MINHA AVÓ E O MAR ETERNO
Quando eu cheguei trazendo água do mar e areia,
minha avó ainda estava viva,
mas, em seus olhos, o azul já tinha
aquele nublado da eternidade.
Quando me viu entrar no quarto,
ela desenhou com os lábios
um barquinho de felicidade.
Cheguei ao lado da cama
e estendi a caixa rasa cheia de areia em seu colo
e, sobre a pele áspera arenosa
derramei a garrafinha de água
salgada que trouxera comigo
desde lá de longe, da beirada do mundo,
do mar.
A mão da minha avó tinha
algas azuis como veias
e suas unhas eram duras,
como a casca de um velho caramujo,
e, foi com delicadeza que ela
primeiro apalpou a miniatura de oceano
que eu trouxera ali a seu pedido.
Depois, com cuidado,
a ponta do dedo indicador
escreveu lentamente na areia molhada
um “A” maiúsculo,
seguido de um “m”
e de um “o” e,
por fim, de um “r”
e depois ela suspirou cansada
e me olhou, mais uma vez,
pensando seu jeito de me dizer adeus.
Seus olhos ficaram abertos em mim
e nunca mais se moveram.
No quarto gemeram soluços dos parentes
e alguém disse uma reza murmurada.
Eram tios e tias, minha mãe,
a empregada antiga e duas vizinhas amigas.
A alma de minha avó era pequenina,
redondinha assim: uma esfera perfeita,
que flutuou no ar
sobre o corpinho enrugado ali deitado
e dançou um pouco pelo quarto
antes de sair pelo teto
e desaparecer para os meus olhos
de menino de doze anos
e, claro, para os olhos de todo mundo.
Aquela mão, coberta de veias azuis,
ficou paralisada sobre
a caixa rasa de areia molhada e salgada,
onde se via desenhada, com capricho,
a palavra “Amor”
escrita por aquela mulher
que nunca vira o mar em toda sua vida,
mas, que ouvira muito falar sobre ele.
Ela ouvira dizer,
por seu falecido marido,
que fora por anos e anos marinheiro,
que o mar era imenso!
E que dentro dele,
mergulhados nas profundezas,
havia monstros belíssimos
cheios de patas e chifres
e nadadeiras leves como as asas das borboletas!
E que a luz dentro do mar era líquida
e dançava o balé das marés com a lua!
E mais e mais maravilhas marítimas
como as conchas, as sereias, as gigantes baleias,
os polvos e as estrelas que viviam no mar.
Ouvira mil vezes,
da boca do seu único homem,
as mil estórias dos sete mares.
E se encantara todas às vezes,
com cada palavra dita por ele
para descrever o oceano mágico,
que meu avô marinheiro percorrera mil vezes
antes de aportar
e vir procurá-la e encontrá-la e,
com ela, aqui tão longe do mar azul,
neste mundo de terra vermelha
do interior do Paraná,
permanecer para sempre.
Lembrava-se ela de,
ao estar ouvindo suas estórias,
ver o brilho do sol nos olhos do homem
e logo atrás o brilho da lua refletido
em seus próprios olhos
de mulher apaixonada.
E sonharam juntos com o dia
de entrarem os dois num barco
quando, finalmente, fossem juntos até a praia.
Sonharam os dois,
com esse dia que nunca chegou.
Meu avô morreu antes, do coração.
E ela dizia e repetia sempre,
que ele a estaria esperando lá:
numa praia do céu,
com sua farda branca de marinheiro
e os dois dançariam uma valsa na areia
e depois partiriam num navio sobre as nuvens
e se beijariam felizes.
Amém.
2 comentários:
Que sensível imagem poética da velhice e da morte.
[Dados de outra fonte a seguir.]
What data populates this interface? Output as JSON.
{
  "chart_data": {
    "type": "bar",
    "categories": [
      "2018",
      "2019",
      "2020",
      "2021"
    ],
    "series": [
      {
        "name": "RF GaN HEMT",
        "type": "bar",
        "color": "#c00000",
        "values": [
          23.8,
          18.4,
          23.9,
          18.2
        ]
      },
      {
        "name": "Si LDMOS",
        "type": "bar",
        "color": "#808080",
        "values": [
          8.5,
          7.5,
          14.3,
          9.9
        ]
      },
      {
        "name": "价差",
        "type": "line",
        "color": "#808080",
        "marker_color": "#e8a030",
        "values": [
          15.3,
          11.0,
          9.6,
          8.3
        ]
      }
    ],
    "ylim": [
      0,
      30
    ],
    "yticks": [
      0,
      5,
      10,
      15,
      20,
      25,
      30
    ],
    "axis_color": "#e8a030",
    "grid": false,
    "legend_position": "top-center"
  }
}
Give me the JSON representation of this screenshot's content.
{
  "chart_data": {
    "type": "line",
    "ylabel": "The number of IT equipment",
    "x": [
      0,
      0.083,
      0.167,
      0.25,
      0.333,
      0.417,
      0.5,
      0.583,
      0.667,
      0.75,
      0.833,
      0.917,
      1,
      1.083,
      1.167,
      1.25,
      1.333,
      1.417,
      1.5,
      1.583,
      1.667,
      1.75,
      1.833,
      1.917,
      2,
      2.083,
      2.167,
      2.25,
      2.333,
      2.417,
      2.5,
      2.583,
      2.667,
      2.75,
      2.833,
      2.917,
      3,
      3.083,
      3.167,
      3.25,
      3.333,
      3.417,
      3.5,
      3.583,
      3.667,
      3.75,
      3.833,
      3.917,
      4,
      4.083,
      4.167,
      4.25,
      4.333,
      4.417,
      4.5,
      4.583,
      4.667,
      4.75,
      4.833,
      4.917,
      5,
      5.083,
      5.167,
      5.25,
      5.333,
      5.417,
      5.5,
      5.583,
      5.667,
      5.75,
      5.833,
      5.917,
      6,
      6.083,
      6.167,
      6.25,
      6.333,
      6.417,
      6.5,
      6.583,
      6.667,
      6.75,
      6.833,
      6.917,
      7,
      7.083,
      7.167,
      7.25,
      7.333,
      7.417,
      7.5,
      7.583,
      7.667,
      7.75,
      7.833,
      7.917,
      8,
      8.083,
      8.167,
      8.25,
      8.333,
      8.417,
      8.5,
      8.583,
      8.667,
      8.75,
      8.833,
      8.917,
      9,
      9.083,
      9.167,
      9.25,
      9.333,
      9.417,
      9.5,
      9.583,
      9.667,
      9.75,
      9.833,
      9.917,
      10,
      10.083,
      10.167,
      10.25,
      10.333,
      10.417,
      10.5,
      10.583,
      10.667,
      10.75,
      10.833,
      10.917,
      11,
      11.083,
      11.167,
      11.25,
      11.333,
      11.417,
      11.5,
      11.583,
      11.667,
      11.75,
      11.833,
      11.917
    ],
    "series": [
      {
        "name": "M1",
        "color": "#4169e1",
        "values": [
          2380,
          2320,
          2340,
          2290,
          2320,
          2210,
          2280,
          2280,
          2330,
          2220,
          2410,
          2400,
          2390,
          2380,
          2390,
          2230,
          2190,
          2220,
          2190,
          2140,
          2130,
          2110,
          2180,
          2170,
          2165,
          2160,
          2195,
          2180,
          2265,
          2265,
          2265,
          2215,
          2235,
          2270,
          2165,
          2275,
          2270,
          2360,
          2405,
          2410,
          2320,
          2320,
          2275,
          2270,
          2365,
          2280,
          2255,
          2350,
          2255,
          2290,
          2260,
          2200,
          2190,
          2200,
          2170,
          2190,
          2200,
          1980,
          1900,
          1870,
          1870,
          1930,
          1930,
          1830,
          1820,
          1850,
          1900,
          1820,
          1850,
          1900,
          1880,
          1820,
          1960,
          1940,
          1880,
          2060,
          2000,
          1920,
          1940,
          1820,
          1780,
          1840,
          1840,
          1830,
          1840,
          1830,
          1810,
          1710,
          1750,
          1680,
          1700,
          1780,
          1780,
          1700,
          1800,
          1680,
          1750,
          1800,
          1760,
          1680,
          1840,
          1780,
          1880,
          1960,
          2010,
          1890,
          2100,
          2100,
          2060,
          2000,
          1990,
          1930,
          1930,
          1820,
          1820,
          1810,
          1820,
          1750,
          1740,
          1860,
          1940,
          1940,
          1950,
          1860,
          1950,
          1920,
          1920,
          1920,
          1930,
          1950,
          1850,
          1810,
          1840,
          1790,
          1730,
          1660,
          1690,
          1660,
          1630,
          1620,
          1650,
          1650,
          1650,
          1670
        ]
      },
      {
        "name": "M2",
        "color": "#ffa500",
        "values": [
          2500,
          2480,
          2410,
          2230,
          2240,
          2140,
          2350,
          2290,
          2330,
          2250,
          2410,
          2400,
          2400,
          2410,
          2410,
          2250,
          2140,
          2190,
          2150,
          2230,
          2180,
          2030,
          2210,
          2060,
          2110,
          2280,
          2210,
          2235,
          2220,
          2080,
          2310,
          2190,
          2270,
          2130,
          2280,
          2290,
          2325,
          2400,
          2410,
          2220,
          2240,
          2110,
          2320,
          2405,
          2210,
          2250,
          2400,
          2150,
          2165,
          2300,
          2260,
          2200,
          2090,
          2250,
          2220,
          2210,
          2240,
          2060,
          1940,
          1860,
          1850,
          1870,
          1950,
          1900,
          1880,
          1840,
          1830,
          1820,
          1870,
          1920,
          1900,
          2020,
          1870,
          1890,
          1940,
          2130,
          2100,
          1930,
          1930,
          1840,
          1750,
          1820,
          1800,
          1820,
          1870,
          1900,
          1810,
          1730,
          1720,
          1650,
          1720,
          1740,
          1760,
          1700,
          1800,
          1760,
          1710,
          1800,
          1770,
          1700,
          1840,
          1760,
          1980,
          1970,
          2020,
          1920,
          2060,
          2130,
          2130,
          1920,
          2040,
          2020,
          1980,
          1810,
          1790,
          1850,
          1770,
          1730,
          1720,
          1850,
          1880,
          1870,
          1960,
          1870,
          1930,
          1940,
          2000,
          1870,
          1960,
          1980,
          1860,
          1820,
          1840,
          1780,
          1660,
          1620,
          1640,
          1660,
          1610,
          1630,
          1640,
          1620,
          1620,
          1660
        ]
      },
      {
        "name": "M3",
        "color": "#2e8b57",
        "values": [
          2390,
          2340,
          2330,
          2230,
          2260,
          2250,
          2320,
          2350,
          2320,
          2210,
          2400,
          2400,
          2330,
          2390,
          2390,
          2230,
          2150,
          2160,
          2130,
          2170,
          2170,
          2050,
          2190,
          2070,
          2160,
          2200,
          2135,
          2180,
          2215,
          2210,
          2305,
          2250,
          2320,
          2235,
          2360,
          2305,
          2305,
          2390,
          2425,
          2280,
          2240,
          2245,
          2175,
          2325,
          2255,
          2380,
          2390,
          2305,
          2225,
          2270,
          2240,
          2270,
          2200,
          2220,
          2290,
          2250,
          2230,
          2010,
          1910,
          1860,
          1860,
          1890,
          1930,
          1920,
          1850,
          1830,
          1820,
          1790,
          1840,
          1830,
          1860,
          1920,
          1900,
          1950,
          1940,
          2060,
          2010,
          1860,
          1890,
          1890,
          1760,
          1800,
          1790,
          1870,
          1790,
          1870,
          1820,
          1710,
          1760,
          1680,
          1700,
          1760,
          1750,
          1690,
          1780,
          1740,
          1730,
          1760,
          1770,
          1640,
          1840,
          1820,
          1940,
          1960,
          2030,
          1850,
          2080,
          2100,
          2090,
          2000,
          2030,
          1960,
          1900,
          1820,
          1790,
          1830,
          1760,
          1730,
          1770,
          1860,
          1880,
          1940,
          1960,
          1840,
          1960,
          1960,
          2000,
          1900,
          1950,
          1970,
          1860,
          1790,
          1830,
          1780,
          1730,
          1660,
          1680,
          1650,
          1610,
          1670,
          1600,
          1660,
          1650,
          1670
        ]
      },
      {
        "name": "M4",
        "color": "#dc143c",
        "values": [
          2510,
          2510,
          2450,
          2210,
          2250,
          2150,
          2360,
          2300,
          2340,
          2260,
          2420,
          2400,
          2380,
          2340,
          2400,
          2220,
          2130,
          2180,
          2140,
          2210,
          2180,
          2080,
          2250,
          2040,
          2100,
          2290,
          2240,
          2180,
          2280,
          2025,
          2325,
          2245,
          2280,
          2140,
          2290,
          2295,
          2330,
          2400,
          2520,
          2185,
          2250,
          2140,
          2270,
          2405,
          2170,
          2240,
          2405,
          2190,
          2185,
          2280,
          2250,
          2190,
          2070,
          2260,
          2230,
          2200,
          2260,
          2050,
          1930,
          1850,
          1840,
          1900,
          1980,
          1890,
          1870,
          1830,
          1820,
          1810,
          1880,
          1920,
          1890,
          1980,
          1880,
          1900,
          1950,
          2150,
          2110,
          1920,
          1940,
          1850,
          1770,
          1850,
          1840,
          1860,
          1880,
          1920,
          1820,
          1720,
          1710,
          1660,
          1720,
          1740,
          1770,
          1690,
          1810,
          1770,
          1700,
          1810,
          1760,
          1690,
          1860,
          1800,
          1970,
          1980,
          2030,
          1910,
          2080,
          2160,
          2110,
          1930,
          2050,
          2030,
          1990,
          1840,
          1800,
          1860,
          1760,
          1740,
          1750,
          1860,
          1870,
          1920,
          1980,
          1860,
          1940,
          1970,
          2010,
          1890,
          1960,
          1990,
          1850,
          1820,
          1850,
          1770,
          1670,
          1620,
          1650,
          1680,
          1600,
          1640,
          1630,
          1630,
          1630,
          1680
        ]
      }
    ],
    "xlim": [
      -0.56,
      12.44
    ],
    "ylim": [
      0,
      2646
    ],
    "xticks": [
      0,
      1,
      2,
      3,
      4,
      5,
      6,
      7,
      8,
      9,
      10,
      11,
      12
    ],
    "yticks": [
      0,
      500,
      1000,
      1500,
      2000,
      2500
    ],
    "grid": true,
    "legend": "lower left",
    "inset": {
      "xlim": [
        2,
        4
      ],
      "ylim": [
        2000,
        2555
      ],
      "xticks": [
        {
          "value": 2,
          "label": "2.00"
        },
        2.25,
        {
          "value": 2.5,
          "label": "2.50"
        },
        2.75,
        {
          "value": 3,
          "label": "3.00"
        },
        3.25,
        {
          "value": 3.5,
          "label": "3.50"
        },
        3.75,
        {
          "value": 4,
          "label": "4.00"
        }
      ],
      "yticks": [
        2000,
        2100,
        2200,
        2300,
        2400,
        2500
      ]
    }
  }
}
Me lembrou minha querida avó, que também flutuou como uma esfera. Estou bem de fronte à foto dela. Obrigada por compartilhar.
Cláudia Gutierrez
Arrepiou até a alma. Não sei se todas as avós se parecem, mas a imagem da sua avó poderia ser a da minha saudosa D. Didoca, mãe de minha mãe, alma redondinha como a avó da Claudia. Sempre bom lembrar destes seres que fizeram nossa infância valer a pena.